C’era una volta Camillo Ruini, ammiraglio di un episcopato che considerava l’Italia l’ultima spiaggia della civiltà cristiana, estremo baluardo da difendere a beneficio dei posteri e a colpi di bordate formidabili, elettorali e referendarie, faro e riparo nella deriva del relativismo. C’è oggi Nunzio Galantino, nostromo di una flotta frontista e transfrontaliera, che molla gli ormeggi e abbandona il difensivismo (“La Chiesa non ha bisogno di mura respingenti”, avverte), nel manifesto intento di recuperare il tempo perduto, avventurandosi temerario alla scoperta di nuovi approdi (“La Chiesa ha bisogno di donne e uomini agili e curiosi”, aggiunge), incurante di attraversare gli scogli sporgenti della politica e affrontare le onde montanti della polemica.
Indipendentemente dal casus belli congiunturale, innescato dall’argomento caldo dei migranti, sussiste una competizione a freddo, strutturale, destinata inevitabilmente a sfociare in collisione tra il segretario dei vescovi e i segretario della Lega, protagonisti assoluti dell’estate italiana e in grado di surclassare, nella hit dell’interesse mediatico, le vacanze di Belén e la gravidanza della Canalis, la permanenza di Pogba e le penitenze di Balotelli.
Al di là della divergenza dei temi e del messaggio, si evidenzia una convergenza di toni e di linguaggio, che accomuna i “duellanti” e alla maniera dell’omonimo film di Ridley Scott accompagna le tappe di una transizione epocale. Non abbiamo assistito a una telenovela, tanto meno a un temporale di stagione, quanto piuttosto a un cambiamento di era climatica nei rapporti tra Chiesa e partiti: un rombo premonitore delle piogge d’autunno, quando l’armata dei vescovi sbarcherà sulle rive dell’Arno al gran completo, stato maggiore e reparti speciali, gerarchia e associazionismo, dal 9 al 13 novembre, nella città del premier e alla presenza del Papa, per il megaconvegno programmatico che va in scena ogni dieci anni e ha il compito di tracciare la rotta del futuro, dopo Verona 2006, Palermo ’95 e Loreto ’85, che come noto segnò l’ascesa di Ruini e la svolta conservatrice.

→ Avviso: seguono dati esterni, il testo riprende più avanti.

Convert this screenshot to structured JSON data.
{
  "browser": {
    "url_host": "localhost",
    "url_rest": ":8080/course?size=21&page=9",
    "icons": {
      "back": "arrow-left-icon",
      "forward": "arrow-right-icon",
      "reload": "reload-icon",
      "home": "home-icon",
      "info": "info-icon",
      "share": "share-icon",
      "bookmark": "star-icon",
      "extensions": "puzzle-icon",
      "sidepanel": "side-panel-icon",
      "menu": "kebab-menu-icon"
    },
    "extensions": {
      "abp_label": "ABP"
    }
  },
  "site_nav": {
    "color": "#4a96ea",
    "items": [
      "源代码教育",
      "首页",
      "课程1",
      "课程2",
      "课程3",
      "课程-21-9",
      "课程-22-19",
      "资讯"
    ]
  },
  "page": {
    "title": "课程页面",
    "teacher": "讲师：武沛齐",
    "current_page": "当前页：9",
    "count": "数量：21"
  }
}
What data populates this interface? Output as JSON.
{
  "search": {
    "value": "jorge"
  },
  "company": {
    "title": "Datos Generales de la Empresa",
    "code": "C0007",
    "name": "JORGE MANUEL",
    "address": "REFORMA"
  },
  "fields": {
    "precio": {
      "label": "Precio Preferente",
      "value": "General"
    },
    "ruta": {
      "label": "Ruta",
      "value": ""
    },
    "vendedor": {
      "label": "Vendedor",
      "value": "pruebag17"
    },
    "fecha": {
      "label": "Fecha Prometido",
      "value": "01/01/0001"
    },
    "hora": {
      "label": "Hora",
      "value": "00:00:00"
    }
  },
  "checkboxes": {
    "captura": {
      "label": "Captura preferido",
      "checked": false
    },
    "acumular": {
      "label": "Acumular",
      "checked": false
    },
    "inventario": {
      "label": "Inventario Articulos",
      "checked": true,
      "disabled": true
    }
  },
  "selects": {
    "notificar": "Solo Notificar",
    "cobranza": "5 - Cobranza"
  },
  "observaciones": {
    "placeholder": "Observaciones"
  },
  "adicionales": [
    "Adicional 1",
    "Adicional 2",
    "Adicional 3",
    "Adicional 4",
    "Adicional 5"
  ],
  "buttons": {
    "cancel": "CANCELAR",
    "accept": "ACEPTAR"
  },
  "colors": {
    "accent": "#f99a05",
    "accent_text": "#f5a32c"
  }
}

Alla stregua del calcio d’agosto, spettacolare ma sperimentale, occorre pertanto cogliere, dietro agli svarioni e alle gaffe, alle asperità e ingenuità di sorta, le coordinate di un nuovo assetto che prende piede modificando, in prospettiva, il quadro tattico del confronto. Nel loro esuberante vitalismo, i segretari della CEI e della Lega esprimono infatti la metamorfosi delle rispettive compagini, con lanci lunghi che saltano il filtro della mediazione a centrocampo, luogo elettivo del cattolicesimo politico, in cui si sono formate generazioni di talentuosi registi e operosi mediani, destrieri di razza e cavalli da traino, promotori di idee e portatori d’acqua.

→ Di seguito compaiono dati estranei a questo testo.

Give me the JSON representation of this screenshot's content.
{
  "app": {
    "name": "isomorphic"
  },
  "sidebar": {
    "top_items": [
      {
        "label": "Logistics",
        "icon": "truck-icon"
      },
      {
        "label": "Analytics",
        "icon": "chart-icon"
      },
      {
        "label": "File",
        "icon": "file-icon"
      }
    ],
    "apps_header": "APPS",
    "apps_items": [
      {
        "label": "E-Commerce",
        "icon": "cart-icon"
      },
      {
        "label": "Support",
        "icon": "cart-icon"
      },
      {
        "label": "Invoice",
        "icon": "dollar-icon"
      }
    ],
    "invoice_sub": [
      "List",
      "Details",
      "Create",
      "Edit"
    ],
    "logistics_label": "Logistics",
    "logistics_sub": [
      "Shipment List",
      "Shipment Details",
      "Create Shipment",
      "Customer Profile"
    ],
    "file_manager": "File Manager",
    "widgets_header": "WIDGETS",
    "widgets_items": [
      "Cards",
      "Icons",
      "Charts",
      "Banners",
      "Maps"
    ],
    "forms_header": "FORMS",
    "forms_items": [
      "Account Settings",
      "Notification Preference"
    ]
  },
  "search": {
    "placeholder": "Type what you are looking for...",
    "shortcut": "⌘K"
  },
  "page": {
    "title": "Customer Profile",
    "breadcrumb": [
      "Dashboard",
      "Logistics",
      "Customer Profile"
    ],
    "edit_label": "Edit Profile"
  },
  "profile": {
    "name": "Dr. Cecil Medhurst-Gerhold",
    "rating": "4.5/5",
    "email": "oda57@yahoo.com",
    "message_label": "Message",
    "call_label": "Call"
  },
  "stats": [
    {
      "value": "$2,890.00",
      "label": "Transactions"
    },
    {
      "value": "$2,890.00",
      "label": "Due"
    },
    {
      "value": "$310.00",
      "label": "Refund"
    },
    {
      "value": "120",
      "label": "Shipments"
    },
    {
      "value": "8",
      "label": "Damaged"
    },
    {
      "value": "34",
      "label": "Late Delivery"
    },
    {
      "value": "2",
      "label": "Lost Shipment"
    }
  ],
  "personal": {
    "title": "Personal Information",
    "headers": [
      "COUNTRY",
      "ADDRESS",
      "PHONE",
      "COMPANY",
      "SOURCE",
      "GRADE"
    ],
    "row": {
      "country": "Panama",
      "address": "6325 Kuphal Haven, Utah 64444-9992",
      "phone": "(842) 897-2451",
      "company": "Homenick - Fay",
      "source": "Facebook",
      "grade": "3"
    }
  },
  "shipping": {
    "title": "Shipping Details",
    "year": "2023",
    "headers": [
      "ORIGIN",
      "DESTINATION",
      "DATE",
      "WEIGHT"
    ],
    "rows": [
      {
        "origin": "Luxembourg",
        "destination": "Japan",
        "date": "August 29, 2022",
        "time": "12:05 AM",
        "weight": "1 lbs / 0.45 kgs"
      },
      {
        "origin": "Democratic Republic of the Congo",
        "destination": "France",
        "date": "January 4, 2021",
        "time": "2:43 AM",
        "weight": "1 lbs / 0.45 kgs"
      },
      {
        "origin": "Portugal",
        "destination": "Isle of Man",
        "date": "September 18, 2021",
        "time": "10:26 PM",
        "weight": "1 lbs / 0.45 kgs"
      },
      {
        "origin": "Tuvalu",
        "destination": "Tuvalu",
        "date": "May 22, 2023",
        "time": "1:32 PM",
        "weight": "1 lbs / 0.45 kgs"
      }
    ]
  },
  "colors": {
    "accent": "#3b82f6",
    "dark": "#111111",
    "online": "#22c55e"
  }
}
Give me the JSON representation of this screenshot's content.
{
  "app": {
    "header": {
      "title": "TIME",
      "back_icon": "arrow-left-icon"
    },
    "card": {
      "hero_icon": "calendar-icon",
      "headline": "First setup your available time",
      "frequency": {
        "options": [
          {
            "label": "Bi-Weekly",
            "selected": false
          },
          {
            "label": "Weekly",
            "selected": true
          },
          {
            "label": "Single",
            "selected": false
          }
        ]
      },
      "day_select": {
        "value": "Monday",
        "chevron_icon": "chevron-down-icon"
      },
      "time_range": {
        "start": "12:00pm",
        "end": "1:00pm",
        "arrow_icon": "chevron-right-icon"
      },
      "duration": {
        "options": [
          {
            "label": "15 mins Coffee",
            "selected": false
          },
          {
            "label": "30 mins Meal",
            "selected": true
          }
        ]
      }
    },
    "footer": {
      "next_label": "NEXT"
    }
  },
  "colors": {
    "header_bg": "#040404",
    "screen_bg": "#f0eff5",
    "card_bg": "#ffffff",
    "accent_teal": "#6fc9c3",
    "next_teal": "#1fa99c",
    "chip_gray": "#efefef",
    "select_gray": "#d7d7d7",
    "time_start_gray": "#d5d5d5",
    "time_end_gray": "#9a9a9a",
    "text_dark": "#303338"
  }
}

In questa “singolar”, e singolare, tenzone, ciascuno dei duellanti occupa e insidia, in certo senso, il ruolo dell’altro, con incursioni e invasioni di campo, suscitando l’entrata dura e a tratti scomposta o persino a gamba tesa dell’avversario. Se Galantino, autentico homo novus della sinistra, parla sovente da capo dell’opposizione al governo (“Bisogna ridisegnare l’agenda”, dettò tranciante già un anno fa; “è del tutto assente sull’immigrazione”, ha rincarato), Salvini dà voce di rimando al dissenso interno alla Chiesa, in un calcolo ardito e astuto, lanciando l’OPA sul voto e la rappresentanza di quei credenti, silenziosi quanto numerosi, che risultano disorientati dalla linea dell’attuale Pontefice.

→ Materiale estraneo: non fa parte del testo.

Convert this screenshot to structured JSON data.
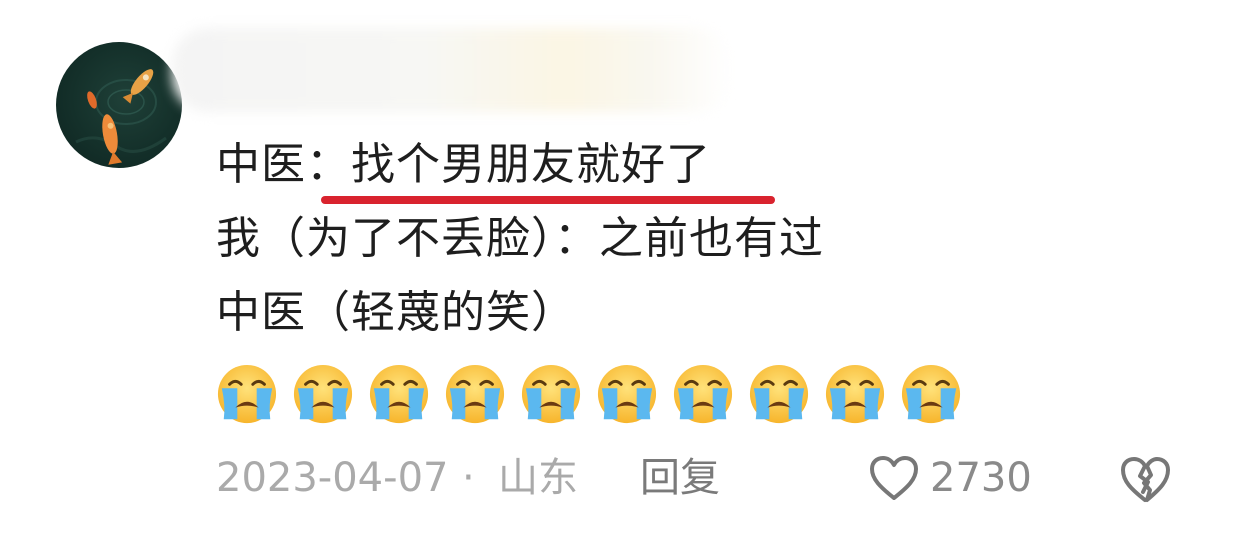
{
  "comment": {
    "lines": [
      {
        "prefix": "中医：",
        "highlight": "找个男朋友就好了"
      },
      {
        "text": "我（为了不丢脸）：之前也有过"
      },
      {
        "text": "中医（轻蔑的笑）"
      }
    ],
    "emoji": [
      "loudly-crying-face",
      "loudly-crying-face",
      "loudly-crying-face",
      "loudly-crying-face",
      "loudly-crying-face",
      "loudly-crying-face",
      "loudly-crying-face",
      "loudly-crying-face",
      "loudly-crying-face",
      "loudly-crying-face"
    ]
  },
  "meta": {
    "date": "2023-04-07",
    "separator": "·",
    "location": "山东",
    "reply_label": "回复",
    "like_count": "2730"
  },
  "colors": {
    "highlight_underline": "#d9232e",
    "meta_text": "#aaaaaa"
  },
  "icons": {
    "avatar": "koi-fish-pond-avatar",
    "like": "heart-outline-icon",
    "dislike": "broken-heart-icon"
  }
}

Ambedue, soprattutto, possiedono la consapevolezza di essere in minoranza nelle rispettive “coalizioni”: la conferenza episcopale e la “confederazione” del centrodestra. Oltre che ideologica e istituzionale, la competizione si fa quindi antropologica ed esistenziale. Così, mentre il linguaggio del vescovo può risuonare troppo laico e politico, quello del leghista riecheggia di converso insolitamente religioso, con ambizioni da Union Sacrée del XXI secolo.
L’insistenza con cui Matteo Salvini si dichiara “peccatore” postula in automatico un’appartenenza, del figlio prodigo che contende al figlio prodigio Matteo Renzi, maggiore e al momento maggioritario, la successione all’eredità. Gli stessi fulmini e fendenti alpini all’indirizzo del “signor Galantino”, con effetto studiato da talk show, non rispondono al cliché di un anticlericalismo che colpisce da fuori, bensì del sanfedismo che si erge da dentro e si elegge difensore dell’identità del popolo, scomunicando il vescovo e riducendolo ex abrupto allo stato laicale.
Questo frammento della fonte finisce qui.